After a few second thoughts, this news was not so shocking. If you read some of the e-mails I get every time I mention torture in a column you would understand. I receive far more letters trying to justify torture than those who see the danger. I have no way of knowing if the "fans" of mine go to church or not. But I do know individuals (from three different Protestant denominational churches) who go along with Jack
Bauer of the fictional Fox Network television series, "24".

One anonymous e-mailer responded that if Towery was a Christian, then he/she did not want to be a Christian. So it does not take a rocket scientist to presume that a majority of West Texans do not see the harm in torture. Actually they believe it works as former V.P Dick Cheney claims. I feel like I'm beating a dead horse to remind us that torture has no place in the American mosaic. It has given America the worst black eye since slavery. It not only harms the one tortured, but works on the one doing the torture. Ask some of them. More and more men who tortured individuals are coming out in the open to say they know it is wrong now. They can't sleep at night knowing how they treated another human being.

Arthur Schlesinger said, "No position taken has done more damage to the American reputation in the world - ever." Though the British tortured enemy captives during the American Revolution, General George Washington would not do it, thereby distinguishing this country by its humanity.

Torture brings Americans down to the level of the people who torture. It is not only immoral, but illegal. Just read how those who got the ball rolling for torture are now trying to cover their tracks. Such actions are a violation of international law and the law of the United States of America and the U.S. Military Field Manual.
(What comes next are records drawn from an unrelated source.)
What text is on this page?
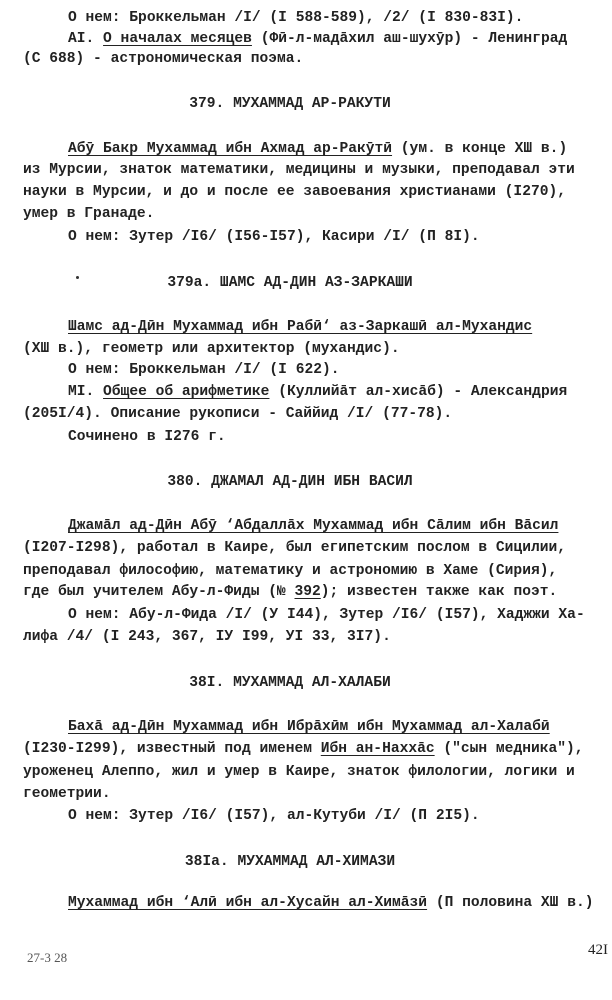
О нем: Броккельман /I/ (I 588-589), /2/ (I 830-83I).
AI. О началах месяцев (Фӣ-л-мадāхил аш-шухӯр) - Ленинград
(С 688) - астрономическая поэма.
379. МУХАММАД АР-РАКУТИ
Абӯ Бакр Мухаммад ибн Ахмад ар-Ракӯтӣ (ум. в конце ХШ в.)
из Мурсии, знаток математики, медицины и музыки, преподавал эти
науки в Мурсии, и до и после ее завоевания христианами (I270),
умер в Гранаде.
О нем: Зутер /I6/ (I56-I57), Касири /I/ (П 8I).
379а. ШАМС АД-ДИН АЗ-ЗАРКАШИ
Шамс ад-Дӣн Мухаммад ибн Рабӣ‘ аз-Заркашӣ ал-Мухандис
(ХШ в.), геометр или архитектор (мухандис).
О нем: Броккельман /I/ (I 622).
MI. Общее об арифметике (Куллийāт ал-хисāб) - Александрия
(205I/4). Описание рукописи - Саййид /I/ (77-78).
Сочинено в I276 г.
380. ДЖАМАЛ АД-ДИН ИБН ВАСИЛ
Джамāл ад-Дӣн Абӯ ‘Абдаллāх Мухаммад ибн Сāлим ибн Вāсил
(I207-I298), работал в Каире, был египетским послом в Сицилии,
преподавал философию, математику и астрономию в Хаме (Сирия),
где был учителем Абу-л-Фиды (№ 392); известен также как поэт.
О нем: Абу-л-Фида /I/ (У I44), Зутер /I6/ (I57), Хаджжи Ха-
лифа /4/ (I 243, 367, IУ I99, УI 33, 3I7).
38I. МУХАММАД АЛ-ХАЛАБИ
Бахā ад-Дӣн Мухаммад ибн Ибрāхӣм ибн Мухаммад ал-Халабӣ
(I230-I299), известный под именем Ибн ан-Наххāс ("сын медника"),
уроженец Алеппо, жил и умер в Каире, знаток филологии, логики и
геометрии.
О нем: Зутер /I6/ (I57), ал-Кутуби /I/ (П 2I5).
38Iа. МУХАММАД АЛ-ХИМАЗИ
Мухаммад ибн ‘Алӣ ибн ал-Хусайн ал-Химāзӣ (П половина ХШ в.)
27-3 28	42I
Take note that the God these church-goers worship said, "A new commandment I give you: love God and love your neighbor as yourself."

As Chuck Warnock, of Roanoke, Virginia, wrote, the story gets worse. Another survey of people who seldom or never attend church services are more humane in ethics and Christian grace than those who do! Only 42% of these seldom or never church goers believe torture is justified "often" or "sometimes."

You have probably heard of the legendary story of Coach Vince Lombardi who, after his team lost a game, came into the locker room and told the players they were going back to basics. Then Lombardi held up a pigskin, and said, "Gentlemen, this is a football."

This might be just what is needed in San Angelo and Tom Green County churches this Sunday morning. We preachers need to hold up the New Testament and introduce it to the congregation. "This is a New Testament and in it is the life, death and resurrection of the Lord Jesus Christ --- the One whose name we have taken." We, who take that name are not to repay evil for evil. He plainly states, with no if, ands or buts, "Love your enemies."

Don't be fearful of looking "soft" on the enemy, think what you look like to a holy and righteous God.

Non-torture has worked throughout history, WHEN IT HAS BEEN TRIED. The Apostle Paul said Christians were free to do all things, but not everything was expedient, or necessary.


1 comment:

Jerrod Fishback said...

Mr. Towery,

Your article is interesting but seems to miss the real point of the matter: Why are Christians susceptible to such an egregious view, especially in light of the Biblical witness to which you aluded? It is evident that you believe torture is absolutely wrong, and that this should be abundantly clear to all Christians. Yet, I would argue that torture, as is the case with all ethical dilemmas, is far from clear within modern Christianity. As such, your outrage is misdirected.

The great variety of responses to the question of torture is the crowning achievement of Biblical critics, systematic theologians, and contextual ethicists, those whose work gradually succeeded in expanding Christianity beyond merely the pages of the Bible. As if Christians weren't already overwhelmed simply with Biblical interpretation, now the Bible itself has been rendered impotent, its authority ravaged. Theology is no longer derived solely from a thorough reading of scripture but from a multitude of different sources, including personal experience, reason, history, and tradition. Perhaps most troubling, especially regarding torture, is the fact that Christian ethical standards are no longer constrained by Biblical moral norms but are now opened to explore any and all of the possibilities that each situation provides; nothing is "absolutely" wrong, including torture.

In light of this modern context, is there really any wonder why Christians would have varying views regarding torture? Perhaps your outrage would be more appropriate if it were directed toward the environment that facilitates such ethical variety. As it stands, your article is just another in the long line of Christian ethical opinions, not necessarily the "right" view.